Mark Rasenick, a professor of physiology and biophysics at the University of Illinois at Chicago, pointed out that a major obstacle in treating depression comes from the difficulty in diagnosing a largely intangible problem. So he and his team have developed a blood test that measures cellular-level reactions typical in depressed people. The blood test has a high degree of accuracy, over 90 percent, but false positives and a smaller sample size means that Rasenick was cautious about the test’s widespread efficacy. Still, he said, such blood tests can be done on-site at a primary care physician’s office, which could make them easily accessible.

Smoller, the Harvard psychiatric professor, belongs to a group of researchers studying a field called precision psychiatry, which seeks to tailor medicine to the individual rather than rely on a one-size-fits all approach. This might mean, to give one example, identifying which biological characteristics—if any—indicate whether a person will respond to a certain antidepressant. With that information, a psychiatrist could target a patient’s treatment and avoid the yearslong experimentation faced by people like Lowry Smith.

“One of the obstacles we’ve had is this issue of trial-and-error approach to treatment, and the whole appealing idea of precision medicine, which we think of as kind of accounting for or leveraging individual differences in people’s biology, lifestyle and environment, to better diagnose, treat and prevent disease,” Smoller said. “That’s sort of the whole concept.”

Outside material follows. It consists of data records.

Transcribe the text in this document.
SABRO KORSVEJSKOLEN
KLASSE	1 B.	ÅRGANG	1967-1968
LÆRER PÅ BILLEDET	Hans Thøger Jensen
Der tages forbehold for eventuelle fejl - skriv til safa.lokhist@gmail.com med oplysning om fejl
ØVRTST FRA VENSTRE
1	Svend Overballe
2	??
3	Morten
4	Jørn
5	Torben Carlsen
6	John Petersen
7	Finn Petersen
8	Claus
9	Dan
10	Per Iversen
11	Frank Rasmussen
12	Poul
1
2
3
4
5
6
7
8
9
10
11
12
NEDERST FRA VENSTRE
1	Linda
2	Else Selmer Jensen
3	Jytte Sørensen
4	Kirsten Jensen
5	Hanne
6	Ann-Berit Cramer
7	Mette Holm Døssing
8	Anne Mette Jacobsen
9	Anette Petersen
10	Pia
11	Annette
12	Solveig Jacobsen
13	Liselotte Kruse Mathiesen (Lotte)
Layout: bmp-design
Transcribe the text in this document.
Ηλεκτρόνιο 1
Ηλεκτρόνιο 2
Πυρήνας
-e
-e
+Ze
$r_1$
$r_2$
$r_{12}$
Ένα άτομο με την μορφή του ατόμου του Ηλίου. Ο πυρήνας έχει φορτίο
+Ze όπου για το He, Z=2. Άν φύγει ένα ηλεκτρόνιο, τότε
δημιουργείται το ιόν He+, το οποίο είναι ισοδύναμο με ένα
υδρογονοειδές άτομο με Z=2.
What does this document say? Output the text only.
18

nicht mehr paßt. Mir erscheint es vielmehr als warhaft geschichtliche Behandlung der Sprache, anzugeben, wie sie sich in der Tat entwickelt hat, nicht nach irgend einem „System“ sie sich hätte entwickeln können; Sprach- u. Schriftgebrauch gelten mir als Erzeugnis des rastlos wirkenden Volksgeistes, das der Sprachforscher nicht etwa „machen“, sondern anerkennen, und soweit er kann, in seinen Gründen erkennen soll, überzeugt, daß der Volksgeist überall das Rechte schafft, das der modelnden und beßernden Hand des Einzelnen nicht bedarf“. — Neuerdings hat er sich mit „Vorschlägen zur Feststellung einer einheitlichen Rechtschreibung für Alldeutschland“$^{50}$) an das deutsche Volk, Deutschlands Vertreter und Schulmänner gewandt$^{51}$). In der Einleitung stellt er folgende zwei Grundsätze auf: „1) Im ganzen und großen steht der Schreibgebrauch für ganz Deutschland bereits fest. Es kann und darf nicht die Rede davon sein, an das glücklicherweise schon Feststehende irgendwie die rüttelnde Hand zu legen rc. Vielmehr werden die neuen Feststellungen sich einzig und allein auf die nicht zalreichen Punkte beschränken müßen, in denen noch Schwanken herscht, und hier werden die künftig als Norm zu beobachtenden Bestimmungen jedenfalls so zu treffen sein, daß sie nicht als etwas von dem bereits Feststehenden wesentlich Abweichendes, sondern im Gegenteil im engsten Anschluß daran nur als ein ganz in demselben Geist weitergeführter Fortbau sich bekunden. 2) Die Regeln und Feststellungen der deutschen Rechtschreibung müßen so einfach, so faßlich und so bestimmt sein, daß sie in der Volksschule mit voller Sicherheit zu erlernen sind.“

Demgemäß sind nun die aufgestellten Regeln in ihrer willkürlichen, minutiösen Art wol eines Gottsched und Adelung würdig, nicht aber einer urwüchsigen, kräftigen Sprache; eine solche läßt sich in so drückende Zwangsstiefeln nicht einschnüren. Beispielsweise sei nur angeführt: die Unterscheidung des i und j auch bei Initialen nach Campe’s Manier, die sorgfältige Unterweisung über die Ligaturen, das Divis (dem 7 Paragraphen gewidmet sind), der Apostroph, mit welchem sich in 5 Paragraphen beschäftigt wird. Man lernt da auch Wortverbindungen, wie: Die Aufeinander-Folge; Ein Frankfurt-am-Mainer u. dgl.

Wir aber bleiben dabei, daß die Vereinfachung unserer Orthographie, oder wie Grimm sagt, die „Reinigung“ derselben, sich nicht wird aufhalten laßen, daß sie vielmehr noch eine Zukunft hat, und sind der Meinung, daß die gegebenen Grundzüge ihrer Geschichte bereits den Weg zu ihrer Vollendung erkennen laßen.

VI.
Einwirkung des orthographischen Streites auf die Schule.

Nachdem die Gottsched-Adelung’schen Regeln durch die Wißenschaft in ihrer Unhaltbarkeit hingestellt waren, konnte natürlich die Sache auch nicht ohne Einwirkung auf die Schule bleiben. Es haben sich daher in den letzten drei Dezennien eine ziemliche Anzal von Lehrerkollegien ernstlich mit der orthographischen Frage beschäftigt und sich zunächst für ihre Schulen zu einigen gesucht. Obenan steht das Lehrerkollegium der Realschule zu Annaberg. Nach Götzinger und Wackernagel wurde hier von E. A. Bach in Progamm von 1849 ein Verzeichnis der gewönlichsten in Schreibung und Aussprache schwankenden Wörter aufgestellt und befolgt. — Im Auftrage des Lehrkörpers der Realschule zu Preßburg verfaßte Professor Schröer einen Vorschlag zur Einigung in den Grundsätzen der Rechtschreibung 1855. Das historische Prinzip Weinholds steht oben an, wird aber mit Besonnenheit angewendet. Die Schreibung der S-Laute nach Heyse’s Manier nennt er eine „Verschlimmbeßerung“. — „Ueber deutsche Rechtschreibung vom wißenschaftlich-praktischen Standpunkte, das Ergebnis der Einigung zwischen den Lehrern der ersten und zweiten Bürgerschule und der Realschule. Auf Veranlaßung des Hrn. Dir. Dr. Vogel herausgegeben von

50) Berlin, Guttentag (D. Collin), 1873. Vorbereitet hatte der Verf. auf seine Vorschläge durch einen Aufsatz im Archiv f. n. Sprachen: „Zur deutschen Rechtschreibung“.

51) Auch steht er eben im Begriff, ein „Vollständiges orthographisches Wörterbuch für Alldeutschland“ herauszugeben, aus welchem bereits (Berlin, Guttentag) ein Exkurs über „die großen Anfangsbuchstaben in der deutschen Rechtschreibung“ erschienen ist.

To that end, Smoller directs the the Center for Precision Psychiatry at Massachusetts General Hospital, where he oversees research projects such as developing an algorithm to identify those at risk for treatment-resistant depression and better identifying genetic indications of major depressive disorder. But that project will likely take years. 
Still, because of both technological advancements and the expanding range of treatment options, including ketamine, Smoller told The Dispatch he is hopeful about the medical field’s prospects of treating depression: “There is a lot of suffering and a lot of burden that could be prevented if we had better ways of approaching it.”